Corni spricht…

Nachdem unsere Gruppe das einstündige Frühstück abgehalten hatte, wurde es Zeit, die grauen Zellen zu schonen und die Gelenke zu belasten. Unterteilt ging es zu drei Stationen. Eine Traube Kulturbegeisteter machte sich auf den Weg zum Theater Nordhausen, eine weitere zum Offenen Kanal und eine dritte wurde in einem Bus zum KZ Mittelbau-Dora abtransportiert. Fast freiwillig, dafür mit Sitzplatz und Fenstern. Es galt, in die Einsatzstellen unserer ‘Brüder und Schwestern’ einzusehen. Zu erfahren, was sie da den ganzen Tag eigentlich treiben und um mit seiner Eigenen zu vergleichen. Nachmittags stellten wir dann den jeweils anderen unsere Vormittagsgestaltung vor. Wirklich erwähnenswert war dabei die Offener Kanal Traube. Wir danken euch. Ich danke euch. Vorallem für die so geistreiche wie relevante Klarstellung, dass ein Cembalo ein Klavier ist. Oder nicht? Wird bestimmt gerade jemand rot.

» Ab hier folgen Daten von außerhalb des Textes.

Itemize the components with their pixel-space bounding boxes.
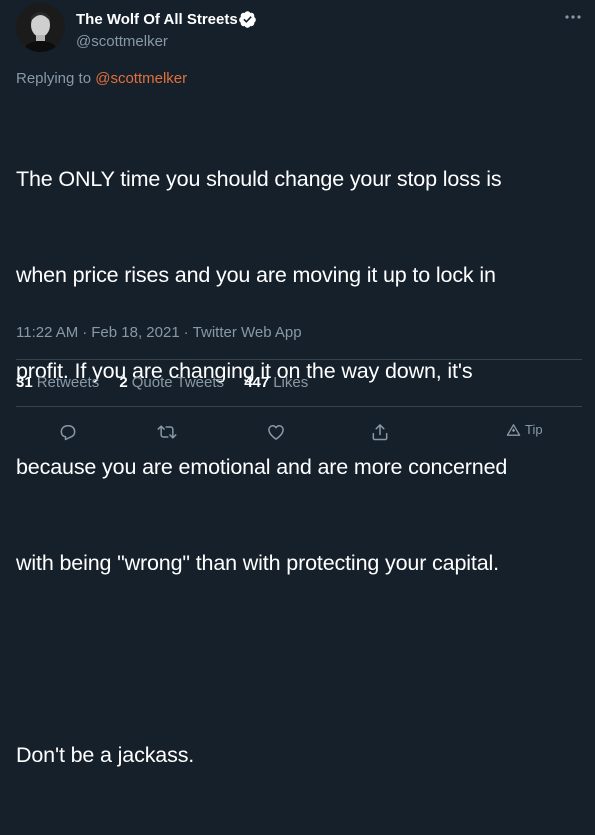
likes-label: Likes [273, 374, 309, 391]
tweet-text-line: because you are emotional and are more c… [16, 455, 508, 479]
heart-icon [268, 425, 284, 440]
tweet-text: The ONLY time you should change your sto… [16, 99, 586, 835]
tweet-text-line: with being "wrong" than with protecting … [16, 551, 499, 575]
retweets-count: 31 [16, 374, 33, 391]
more-options-icon[interactable] [562, 10, 584, 24]
tip-button[interactable]: Tip [506, 422, 543, 437]
tweet-date[interactable]: Feb 18, 2021 [91, 324, 179, 341]
avatar-photo-icon [16, 3, 65, 52]
divider [16, 406, 582, 407]
tweet-stats: 31 Retweets 2 Quote Tweets 447 Likes [16, 374, 324, 391]
meta-separator: · [82, 324, 88, 341]
retweets-stat[interactable]: 31 Retweets [16, 374, 99, 391]
verified-badge-icon [239, 11, 256, 28]
retweet-button[interactable] [153, 418, 181, 446]
share-button[interactable] [366, 418, 394, 446]
retweets-label: Retweets [36, 374, 100, 391]
reply-context: Replying to @scottmelker [16, 70, 187, 87]
reply-mention-link[interactable]: @scottmelker [95, 70, 187, 87]
meta-separator: · [183, 324, 189, 341]
tweet-source[interactable]: Twitter Web App [193, 324, 302, 341]
avatar[interactable] [16, 3, 65, 52]
reply-icon [60, 425, 76, 441]
tweet-time[interactable]: 11:22 AM [16, 324, 78, 341]
tip-icon [506, 423, 521, 436]
likes-stat[interactable]: 447 Likes [244, 374, 308, 391]
quote-tweets-stat[interactable]: 2 Quote Tweets [119, 374, 224, 391]
tweet-actions: Tip [0, 418, 595, 446]
share-icon [372, 424, 388, 441]
reply-context-prefix: Replying to [16, 70, 96, 87]
tweet-text-closing-line: Don't be a jackass. [16, 743, 195, 767]
tweet-text-line: when price rises and you are moving it u… [16, 263, 496, 287]
tweet-text-line: The ONLY time you should change your sto… [16, 167, 502, 191]
author-display-name[interactable]: The Wolf Of All Streets [76, 11, 238, 28]
retweet-icon [157, 425, 177, 439]
author-handle[interactable]: @scottmelker [76, 33, 168, 50]
tweet-meta: 11:22 AM · Feb 18, 2021 · Twitter Web App [16, 324, 302, 341]
divider [16, 359, 582, 360]
quote-tweets-count: 2 [119, 374, 128, 391]
like-button[interactable] [262, 418, 290, 446]
tip-label: Tip [525, 422, 543, 437]
tweet-detail: The Wolf Of All Streets @scottmelker Rep… [0, 0, 595, 767]
reply-button[interactable] [54, 418, 82, 446]
likes-count: 447 [244, 374, 270, 391]
quote-tweets-label: Quote Tweets [131, 374, 225, 391]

Nein, nur ein Tasteninstrument. KEIN KLAVIER! Wunderbar, haben wir das auch geklärt. Hätte sonst ja auch keiner ruhig schlafen können. Insgesammt war es unglaublich toll mit anzusehen wie sie sich, einen Tisch umzingelnd, die Bälle zuwarfen. Und einen Tennisball. Weitaus weniger enthusiastisch, dafür ebenso einfallsreich, wurde der Besuch Mittelbau-Doras mit Fotos und handgeschriebenen Feedbacks wiedergegeben. Aus der Theaterbesichtigung der Verbleibenden entwickelte sich der intensive Wunsch, eine Vorstellung zu besuchen und es wurde sogar der ketzerische Gedanke gehegt, dafür ein Seminar zu schwänzen! Der als solches berechtigte Wunsch wurde aber erfolgreich in den Abendstunden des Mittwochs durch die moderne Oper: “Der Mann, der seine Frau mit einem Hut verwechselte”; umgesetzt. Ich hab selten so schlecht geschlafen. Ja, ich war der Einzige. Und ja, das interessiert keinen. Na und? Ich schreib das hier. Die Macht ist sozusagen mir mir. Gegen Abend dann der Ausgleich im Kickertournier. Man könnte hier Gesellschaftskritik anbringen, da niemand den ‘Behinderten’ haben wollte und keiner bereit war, ihm zu helfen… immernoch deutsches Blut halt. Zwei äußerst attraktive als auch geschickte Männer haben dies aber am Donnerstag per Tooltime nachgeholt und nun macht er wieder glücklich synchrone Pirouetten in der Horizontalen mit seinem Verstangten(statt verwandt, verstangt?! Verstangt! Ist da nicht unglaublich innovativ? Verstangt! Hahahahaha…. tötet mich.).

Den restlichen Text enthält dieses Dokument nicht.